Zahlavi

Artificial intelligence will help diagnose patients

28. 06. 2022

Artificial intelligence will help with diagnosing patients on the basis of their lab samples. The unique pilot technology called MAIA is the joint project of the Biology Centre of the CAS, České Budějovice Hospital, and biotech company Aiolite. The project is co-financed by the Technology Agency of the Czech Republic, and it culminated at the end of June this year. The collaboration will result in the development of an advanced software tool that will help doctors make informed decisions about patients' further treatment.

The aim of the MAIA (Metabolomic Artificial Intelligence Analysis) project was to link data obtained from patients' urine and blood samples and develop an efficient tool for their analysis and synthesis using artificial intelligence methods. The results will be used by physicians to monitor the development of the patient's health and to choose further treatment.

The MAIA project is a successful example of linking research results with clinical medicine and industry. It involves three teams of experts – physicians, researchers, and computer scientists – led by young executives under the supervision of mentors.

For the pilot project, doctors from České Budějovice Hospital selected patients from the Intensive Care Unit of the Infectious Diseases Department with suspected septic complications. From standard biological material collections, anonymised samples processed at -20 degrees are sent to the biochemistry laboratory of the CAS Biology Centre. At the same time, anonymised clinical data on the patient's condition and treatment, as well as laboratory results related to the time and course of the disease, are sent with the samples to the MAIA repository. 

Biochemists from the Biology Centre perform so-called metabolomic analysis on the samples. "We use the latest findings and methods from metabolism research. In a tiny amount of a human blood serum or urine sample, we can simultaneously measure about an order of magnitude more substances than are usually obtained in standard clinical analyses nowadays," says Petr Šimek, head of the Laboratory of Analytical Biochemistry and Metabolomics at the Biology Centre.

Artificial intelligence in practice

The huge data sets obtained are then analysed, sorted, and evaluated by the MAIA software tool with artificial intelligence algorithms from Aiolite. "This so-called big data contains information on a wide range of potential biomarkers and the medication used, which is then evaluated by our AI-equipped server. The treating physician receives comprehensive information to assess the patient's current health state, which helps them make decisions on a qualitatively higher level about the optimal course of treatment. This tool can thus improve the patient's quality of life or even save their life," explains Jakub Schůrek, CEO of Aiolite.

The functionality of the MAIA platform is also being continuously checked by a parallel manual processing using conventional methods. The final evaluation of the analysis results was carried out by a team of doctors from the infectious diseases department, clinical biochemists, and other experts from laboratory medicine. The aim of the project was to develop pilot tools for complex integration, processing, and use of all available clinical data with the intention of searching for new, previously unrecognised relationships and information and applying them to clinical diagnostics.

It will help physicians assess the course of treatment  

The researchers first tested the new approaches in selected cell culture models whose physiological state can be better controlled.
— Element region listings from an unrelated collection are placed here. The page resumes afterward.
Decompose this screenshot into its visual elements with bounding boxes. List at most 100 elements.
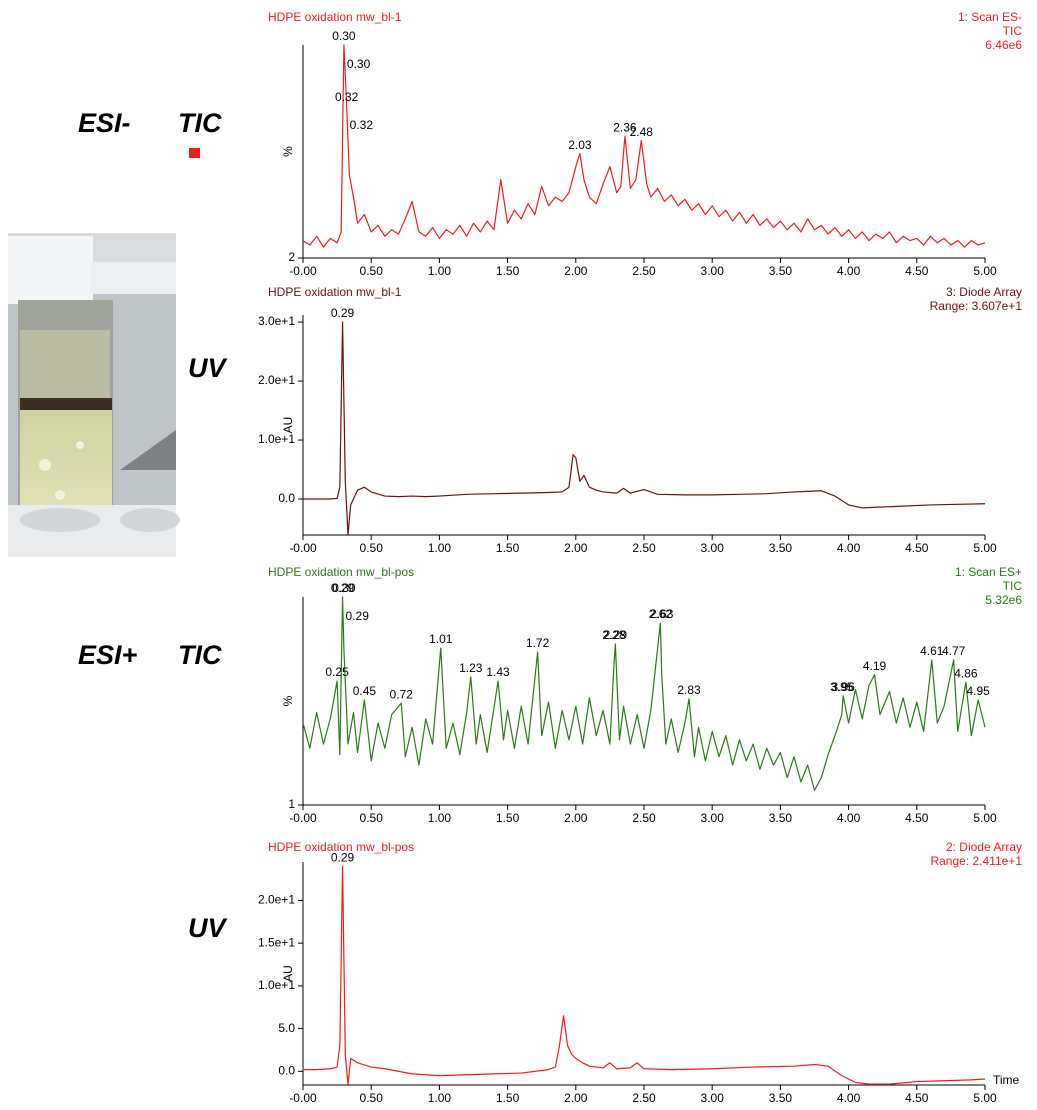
side-label: TIC xyxy=(178,108,222,138)
legend-swatch xyxy=(189,148,200,158)
peak-label: 1.43 xyxy=(486,665,510,679)
peak-label: 3.96 xyxy=(831,680,855,694)
chart-info: 6.46e6 xyxy=(985,38,1022,52)
peak-label: 2.63 xyxy=(650,607,674,621)
chart-info: TIC xyxy=(1003,579,1023,593)
x-tick-label: 2.00 xyxy=(564,1091,588,1105)
peak-label: 0.32 xyxy=(335,90,359,104)
x-tick-label: -0.00 xyxy=(289,1091,317,1105)
peak-label: 4.77 xyxy=(942,644,966,658)
y-tick-label: 2.0e+1 xyxy=(258,893,295,907)
x-tick-label: 3.50 xyxy=(769,541,793,555)
x-tick-label: 4.50 xyxy=(905,1091,929,1105)
trace xyxy=(303,866,985,1084)
side-label: ESI- xyxy=(78,108,131,138)
x-tick-label: 3.00 xyxy=(701,811,725,825)
peak-label: 4.95 xyxy=(967,684,991,698)
x-tick-label: 1.00 xyxy=(428,541,452,555)
x-tick-label: 3.00 xyxy=(701,541,725,555)
y-tick-label: 5.0 xyxy=(278,1021,295,1035)
x-tick-label: 5.00 xyxy=(973,811,997,825)
y-axis-label: % xyxy=(281,146,295,157)
y-tick-label: 0.0 xyxy=(278,1064,295,1078)
chart-title: HDPE oxidation mw_bl-pos xyxy=(268,565,414,579)
x-tick-label: 1.00 xyxy=(428,264,452,278)
trace xyxy=(303,322,985,534)
x-tick-label: 1.00 xyxy=(428,1091,452,1105)
peak-label: 0.72 xyxy=(390,687,414,701)
y-tick-label: 1 xyxy=(288,797,295,811)
peak-label: 0.30 xyxy=(332,581,356,595)
x-tick-label: 5.00 xyxy=(973,541,997,555)
peak-label: 2.29 xyxy=(604,628,628,642)
peak-label: 2.03 xyxy=(568,138,592,152)
x-tick-label: 4.50 xyxy=(905,264,929,278)
y-axis-label: AU xyxy=(281,965,295,982)
y-tick-label: 0.0 xyxy=(278,491,295,505)
side-label: UV xyxy=(188,353,227,383)
peak-label: 0.25 xyxy=(325,665,349,679)
y-axis-label: AU xyxy=(281,417,295,434)
y-tick-label: 1.5e+1 xyxy=(258,935,295,949)
page: {"chart_data": [ {"type": "line", "title… xyxy=(0,0,1037,1110)
y-tick-label: 2 xyxy=(288,250,295,264)
x-tick-label: 3.00 xyxy=(701,1091,725,1105)
peak-label: 0.29 xyxy=(346,609,370,623)
x-tick-label: 2.00 xyxy=(564,264,588,278)
x-tick-label: 1.50 xyxy=(496,1091,520,1105)
x-tick-label: 4.00 xyxy=(837,811,861,825)
x-tick-label: 0.50 xyxy=(360,264,384,278)
chart-info: Range: 3.607e+1 xyxy=(930,299,1023,313)
x-tick-label: 3.50 xyxy=(769,1091,793,1105)
x-tick-label: 1.00 xyxy=(428,811,452,825)
x-tick-label: 5.00 xyxy=(973,1091,997,1105)
y-tick-label: 3.0e+1 xyxy=(258,314,295,328)
x-tick-label: 2.00 xyxy=(564,811,588,825)
x-tick-label: -0.00 xyxy=(289,811,317,825)
chart-info: Range: 2.411e+1 xyxy=(930,854,1022,868)
peak-label: 2.83 xyxy=(677,683,701,697)
peak-label: 2.48 xyxy=(630,125,654,139)
x-tick-label: 2.50 xyxy=(632,264,656,278)
chart-title: HDPE oxidation mw_bl-1 xyxy=(268,10,402,24)
vial-photo xyxy=(8,233,180,557)
x-tick-label: 0.50 xyxy=(360,811,384,825)
x-tick-label: 4.00 xyxy=(837,1091,861,1105)
x-tick-label: 0.50 xyxy=(360,541,384,555)
peak-label: 1.72 xyxy=(526,636,550,650)
peak-label: 4.19 xyxy=(863,659,887,673)
x-tick-label: 3.50 xyxy=(769,811,793,825)
x-tick-label: 1.50 xyxy=(496,811,520,825)
x-tick-label: 2.50 xyxy=(632,811,656,825)
x-tick-label: 0.50 xyxy=(360,1091,384,1105)
chart-info: 3: Diode Array xyxy=(946,285,1022,299)
x-tick-label: -0.00 xyxy=(289,541,317,555)
x-tick-label: 3.00 xyxy=(701,264,725,278)
peak-label: 0.29 xyxy=(331,306,355,320)
chart-info: 2: Diode Array xyxy=(946,840,1022,854)
x-tick-label: 2.00 xyxy=(564,541,588,555)
x-tick-label: -0.00 xyxy=(289,264,317,278)
peak-label: 0.30 xyxy=(347,57,371,71)
chart-info: 1: Scan ES+ xyxy=(955,565,1022,579)
figure: HDPE oxidation mw_bl-11: Scan ES-TIC6.46… xyxy=(0,0,1037,1110)
side-label: TIC xyxy=(178,640,222,670)
x-tick-label: 1.50 xyxy=(496,264,520,278)
peak-label: 4.86 xyxy=(954,666,978,680)
trace xyxy=(303,45,985,247)
side-label: ESI+ xyxy=(78,640,138,670)
x-tick-label: 2.50 xyxy=(632,1091,656,1105)
y-tick-label: 2.0e+1 xyxy=(258,373,295,387)
x-tick-label: 4.00 xyxy=(837,264,861,278)
peak-label: 4.61 xyxy=(920,644,944,658)
x-tick-label: 1.50 xyxy=(496,541,520,555)
x-tick-label: 5.00 xyxy=(973,264,997,278)
x-tick-label: 4.50 xyxy=(905,811,929,825)
x-tick-label: 2.50 xyxy=(632,541,656,555)
x-axis-label: Time xyxy=(993,1073,1020,1087)
peak-label: 0.32 xyxy=(350,118,374,132)
chart-info: 5.32e6 xyxy=(985,593,1022,607)
peak-label: 0.45 xyxy=(353,684,377,698)
x-tick-label: 4.50 xyxy=(905,541,929,555)
chart-title: HDPE oxidation mw_bl-1 xyxy=(268,285,402,299)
Then, they proceeded to work on primary lymphocytes, and finally on samples taken from patients in a septic state.

"The project caught our attention by using a wide range of determinable parameters of metabolic transformation in the human body, which has the potential to assess the energy status of the organism, the ability to produce the necessary substances and to evaluate the effect of the treatment measures. Due to the number of measurable parameters, their dynamics, the influence of biorhythms, the treatment regime, and other factors, it is very difficult to find patterns usable for assessing liminal situations suitable for determining further progress or a fundamental change of strategy, without the use of artificial intelligence elements," says Miroslav Verner, Director of the Division of Central Laboratories of České Budějovice Hospital.
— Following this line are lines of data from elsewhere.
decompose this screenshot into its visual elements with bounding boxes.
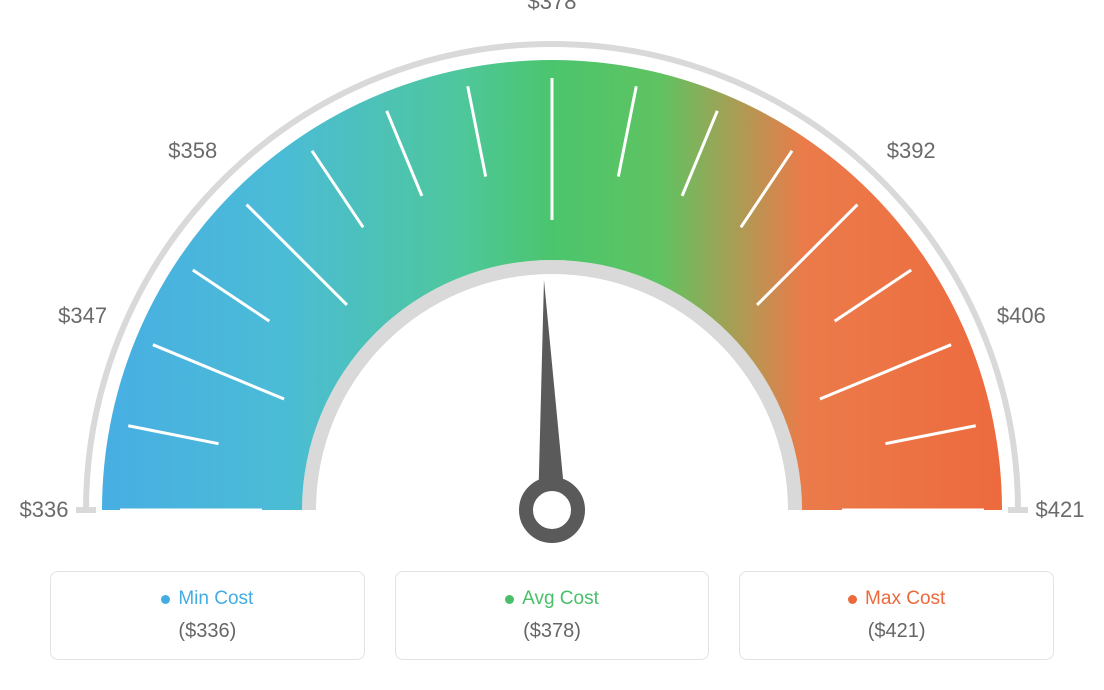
legend-min: Min Cost ($336) [50, 571, 365, 660]
legend-avg: Avg Cost ($378) [395, 571, 710, 660]
legend-max-title: Max Cost [848, 588, 945, 610]
gauge-svg [0, 0, 1104, 560]
dot-icon [848, 595, 857, 604]
legend-min-title: Min Cost [161, 588, 253, 610]
legend-max-title-text: Max Cost [865, 588, 945, 610]
legend-row: Min Cost ($336) Avg Cost ($378) Max Cost… [0, 571, 1104, 660]
legend-min-value: ($336) [61, 620, 354, 643]
gauge-tick-label: $421 [1036, 497, 1085, 523]
gauge-tick-label: $358 [168, 138, 217, 164]
cost-gauge-chart: $336 $347 $358 $378 $392 $406 $421 Min Cost ($… [0, 0, 1104, 690]
legend-avg-title-text: Avg Cost [522, 588, 599, 610]
legend-avg-value: ($378) [406, 620, 699, 643]
dot-icon [161, 595, 170, 604]
legend-min-title-text: Min Cost [178, 588, 253, 610]
gauge-area: $336 $347 $358 $378 $392 $406 $421 [0, 0, 1104, 560]
gauge-tick-label: $336 [20, 497, 69, 523]
legend-max: Max Cost ($421) [739, 571, 1054, 660]
gauge-tick-label: $347 [58, 303, 107, 329]
legend-avg-title: Avg Cost [505, 588, 599, 610]
legend-max-value: ($421) [750, 620, 1043, 643]
gauge-tick-label: $406 [997, 303, 1046, 329]
dot-icon [505, 595, 514, 604]
gauge-tick-label: $378 [528, 0, 577, 15]
gauge-tick-label: $392 [887, 138, 936, 164]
Thanks to cutting-edge analytical technology and the possibilities of artificial intelligence, Verner adds, this should lead to developing a proven tool to help healthcare professionals detect decision-making breaking points in time in order to reduce the number of deaths from sepsis and also to render treatment and recovery time more efficient and shorter.

The output of the MAIA pilot project will be an optimised setting up of processes and precise procedures for data evaluation using artificial intelligence, which will allow the project to move to the next phase of validating the system's functionality on a larger database of patients.
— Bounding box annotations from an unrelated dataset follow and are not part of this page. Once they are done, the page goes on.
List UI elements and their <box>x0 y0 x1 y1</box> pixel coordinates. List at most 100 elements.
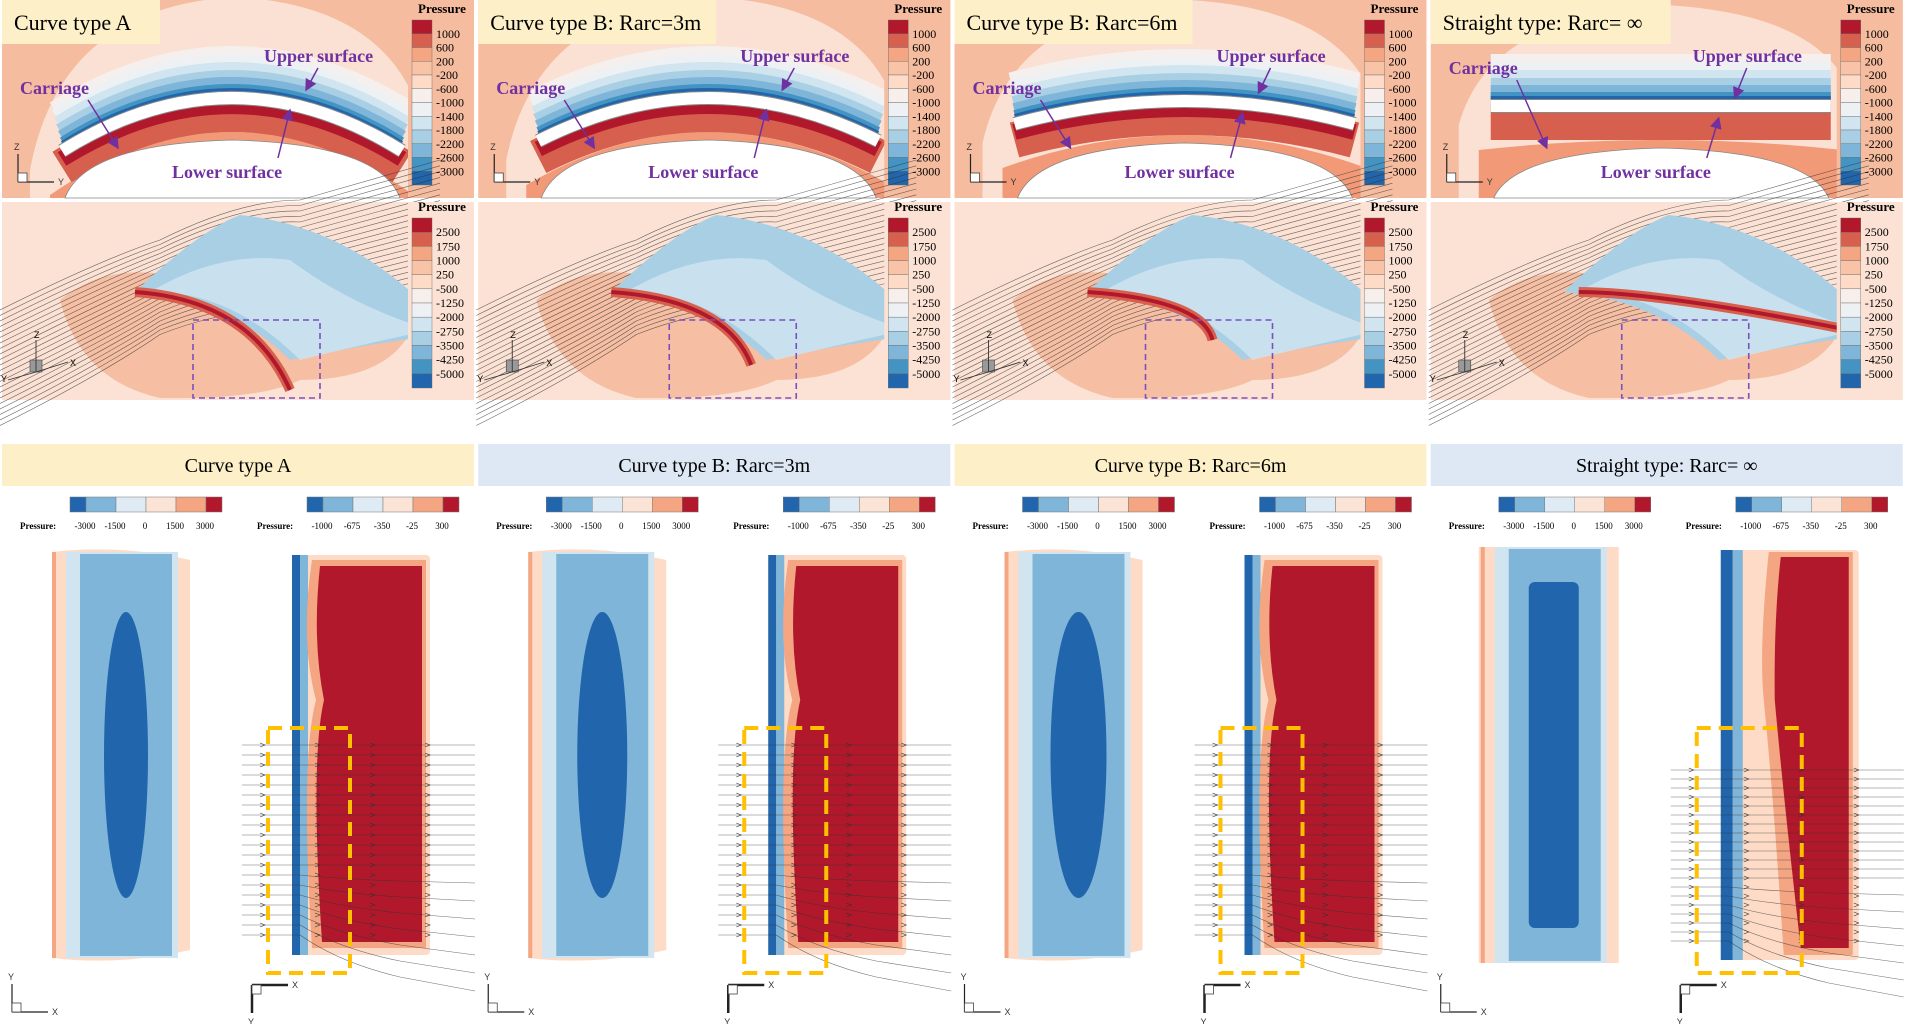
legend-swatch <box>411 345 433 360</box>
legend-swatch <box>546 496 563 513</box>
streamline-arrow <box>901 872 908 878</box>
legend-swatch <box>592 496 623 513</box>
highlight-box <box>742 726 829 975</box>
legend-value: -600 <box>436 82 458 96</box>
streamline-arrow <box>369 782 376 788</box>
legend-swatch <box>1364 316 1385 332</box>
legend-value: -200 <box>1865 68 1887 82</box>
title-box <box>954 0 1193 44</box>
carriage-arrow <box>1039 99 1072 150</box>
legend-swatch <box>1634 496 1651 513</box>
legend-value: -1000 <box>912 96 940 110</box>
legend-value: 250 <box>1389 268 1407 282</box>
streamline-arrow <box>791 912 798 918</box>
streamline-arrow <box>1853 875 1860 881</box>
streamline <box>952 159 1393 311</box>
legend-value: -4250 <box>1865 353 1893 367</box>
legend-value: 200 <box>912 54 930 68</box>
legend-swatch <box>859 496 890 513</box>
streamline-arrow <box>1267 922 1274 928</box>
streamline-arrow <box>791 852 798 858</box>
axis-label: Y <box>484 972 490 982</box>
streamline-arrow <box>846 842 853 848</box>
streamline-arrow <box>846 742 853 748</box>
legend-value: 1500 <box>642 521 661 531</box>
streamline-arrow <box>791 782 798 788</box>
legend-value: 300 <box>1388 521 1402 531</box>
suction-strip <box>1720 550 1733 960</box>
streamline-arrow <box>791 832 798 838</box>
case-column-2: Curve type B: Rarc=6m Carriage Upper surfa… <box>952 0 1428 1024</box>
legend-swatch <box>682 496 699 513</box>
streamline-arrow <box>901 932 908 938</box>
carriage-shell <box>58 92 406 157</box>
legend-swatch <box>69 496 87 513</box>
legend-swatch <box>888 331 909 346</box>
streamline-arrow <box>424 822 431 828</box>
legend-swatch <box>1364 33 1385 48</box>
streamline-arrow <box>1377 902 1384 908</box>
streamline-arrow <box>369 822 376 828</box>
legend-value: -1250 <box>436 296 464 310</box>
legend-swatch <box>1364 260 1385 275</box>
axis-label: X <box>1005 1007 1011 1017</box>
streamline <box>1194 904 1428 938</box>
streamline-arrow <box>1853 794 1860 800</box>
streamline <box>718 934 952 992</box>
legend-value: -3500 <box>1389 339 1417 353</box>
lower-surface-label: Lower surface <box>1125 162 1235 182</box>
streamline-arrow <box>791 792 798 798</box>
legend-value: -3000 <box>1027 521 1048 531</box>
streamline-arrow <box>736 742 743 748</box>
streamline-arrow <box>1853 776 1860 782</box>
legend-swatch <box>1840 359 1861 375</box>
streamline-arrow <box>1377 802 1384 808</box>
cross-section-panel: Curve type A Carriage Upper surface Lower s… <box>2 0 474 199</box>
streamline <box>0 165 441 316</box>
axis-label: Z <box>1463 330 1469 340</box>
streamline-arrow <box>1743 893 1750 899</box>
carriage-label: Carriage <box>20 78 89 98</box>
streamline <box>476 177 917 327</box>
streamline-arrow <box>314 782 321 788</box>
streamline-arrow <box>1743 830 1750 836</box>
streamline-arrow <box>791 872 798 878</box>
streamline-arrow <box>259 872 266 878</box>
legend-value: 600 <box>436 41 454 55</box>
streamline-arrow <box>369 882 376 888</box>
perspective-panel: Z X Y Pressure 250017501000250-500-1250-2000… <box>0 159 474 426</box>
streamline-arrow <box>1212 752 1219 758</box>
streamline-arrow <box>846 932 853 938</box>
streamline-arrow <box>1853 767 1860 773</box>
legend-value: -500 <box>1865 282 1887 296</box>
streamline-arrow <box>736 812 743 818</box>
streamline-arrow <box>1853 911 1860 917</box>
streamline-arrow <box>846 882 853 888</box>
legend-value: -3000 <box>1865 164 1893 178</box>
legend-swatch <box>1128 496 1159 513</box>
legend-swatch <box>888 231 909 247</box>
upper-surface-contour <box>60 88 404 145</box>
legend-value: -1000 <box>312 521 333 531</box>
streamline-arrow <box>259 822 266 828</box>
streamline-arrow <box>424 842 431 848</box>
legend-swatch <box>622 496 653 513</box>
legend-value: -2750 <box>1865 324 1893 338</box>
streamline-arrow <box>1212 882 1219 888</box>
lower-surface-arrow <box>1229 111 1246 159</box>
legend-value: -350 <box>850 521 867 531</box>
streamline <box>1670 913 1904 947</box>
axis-label: X <box>1245 980 1251 990</box>
legend-value: 1000 <box>912 254 936 268</box>
cross-section-panel: Curve type B: Rarc=3m Carriage Upper surfa… <box>478 0 951 199</box>
streamline-arrow <box>1743 767 1750 773</box>
legend-value: -2200 <box>436 137 464 151</box>
legend-swatch <box>411 129 433 144</box>
legend-title: Pressure: <box>496 521 532 531</box>
streamline-arrow <box>736 932 743 938</box>
streamline-arrow <box>901 852 908 858</box>
carriage-shell <box>1012 95 1357 130</box>
streamline-arrow <box>424 862 431 868</box>
legend-value: -1000 <box>1389 96 1417 110</box>
legend-value: 2500 <box>1389 225 1413 239</box>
The joint project will be continued. "The collaboration with my colleagues is absolutely perfect. We have created a functional team of experts and specialists with ongoing ambition to work on projects that will enable the linking of research findings with commercial practice. We are finalising the MAIA II project, which will take the findings and conclusions from the first project to the next stage of validation and possible applications," adds Jakub Schůrek.